L’adattamento edonistico è la tendenza negli esseri umani a tornare al livello di felicità di base poco dopo aver sperimentato un cambiamento, sia in positivo che in negativo. L’adattamento edonistico è più potente nei confronti degli oggetti costruiti dall’uomo (auto, case, abiti, denaro) rispetto invece a quanto è a nostra disposizione per natura (cibo, sesso, esercizio fisico).
Oggetto A
Nicodemus in Ama le persone, usa le cose introduce il concetto di Oggetto A: l,’Oggetto A è la cosa che crediamo di volere, la cosa che pensiamo ci appagherebbe se solo riuscissimo a procurarcela, possederla o raggiungerla.

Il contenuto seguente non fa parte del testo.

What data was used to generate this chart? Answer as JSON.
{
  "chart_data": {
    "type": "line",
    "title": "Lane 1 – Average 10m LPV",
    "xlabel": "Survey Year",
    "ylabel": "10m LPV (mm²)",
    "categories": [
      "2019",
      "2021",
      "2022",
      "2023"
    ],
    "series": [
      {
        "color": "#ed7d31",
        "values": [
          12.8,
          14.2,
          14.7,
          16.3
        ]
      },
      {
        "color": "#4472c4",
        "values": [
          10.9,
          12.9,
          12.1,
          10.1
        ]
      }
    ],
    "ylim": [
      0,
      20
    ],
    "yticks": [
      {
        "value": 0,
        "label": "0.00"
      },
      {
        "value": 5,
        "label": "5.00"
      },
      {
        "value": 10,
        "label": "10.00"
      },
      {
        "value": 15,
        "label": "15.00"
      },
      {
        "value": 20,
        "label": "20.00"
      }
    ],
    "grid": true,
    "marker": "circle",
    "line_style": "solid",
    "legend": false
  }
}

Abbiamo tutti i nostri Oggetti A, e l’aspetto più insidioso è che continuano a cambiare nel corso della vita, fino a quando l’oggetto del nostro desiderio non diventa l’oggetto del nostro scontento. Lo smartphone senza il quale tre anni fa non potevamo vivere ora è terribilmente lento e superato. Quell’auto nuova che desideravamo tantissimo ora è soltanto una rata da versare e un peso. Con l’andare del tempo ci rendiamo conto che le cose che volevamo non sono le cose che vogliamo: il problema non è quindi il desiderio; il problema è credere che la tappa successiva porterà con sé gioia duratura, anche se sappiamo per esperienza che non sarà così. Qualunque sia il nostro Oggetto A, è destinato, per definizione, a deluderci. Eppure continuiamo a ricercare la felicità attraverso i nostri personali Oggetti A. Ci sono tre ragioni per cui questo accade, a tutti noi: i nostri interessi si adattano al nostro ambiente, confondiamo il piacere con la felicità e i nostri desideri non corrispondono ai valori a cui teniamo di più.
Tapis roulant edonico
Dato che i nostri desideri continuano a cambiare forma nel corso della vita man mano che ci abituiamo ai nuovi cambiamenti – siano essi positivi o negativi – le nostre aspettative si adattano alle nuove circostanze. Dal denaro ai beni materiali, dallo status al successo, le cose che desiderate non vi procureranno la soddisfazione che vi aspettate. Passiamo il tempo a sforzarci di cambiare le nostre condizioni di vita, ma non ci sentiamo mai molto diversi. È per questo che i nostri problemi sono ricorrenti e inevitabili. La persona che sposi è quella con cui litighi. La casa che compri è quella che ripari. Il lavoro da sogno che accetti è quello per cui ti stressi. Tutto si porta dietro un inerente sacrificio – qualunque cosa ci faccia sentire bene ci farà anche sentire inevitabilmente male. Ciò che guadagniamo è anche quello che perdiamo. Ciò che crea le nostre esperienze positive definirà anche quelle negative.
Abitudine
Quando ci si abitua alle cose possedute e ci si annoia, non si riesce più a sentire lo stimolo. Per creare una «differenza» bisogna annullare lo stimolo, cambiarlo, amplificarlo, oppure aumentare il numero delle cose che si possiedono. Inoltre la felicità che forniscono gli oggetti non è proporzionale al loro prezzo: mettendo al dito un anello da cento, trecento o da tremila euro, i vari gradi di felicità che si possono sperimentare sono grosso modo uguali. Non è che la donna a cui viene regalato l’anello da tremila euro sia dieci volte più contenta di chi riceve quello da trecento. Il problema è che dalla condizione presente in cui ancora non ho una cosa, non è facile intuire la sensazione futura di abitudine poco dopo esserne entrato in possesso. Continuando a volere sempre cose nuove, questo meccanismo finisce per essere la causa primaria di un circolo ininterrotto per il quale le cose continuano ad aumentare.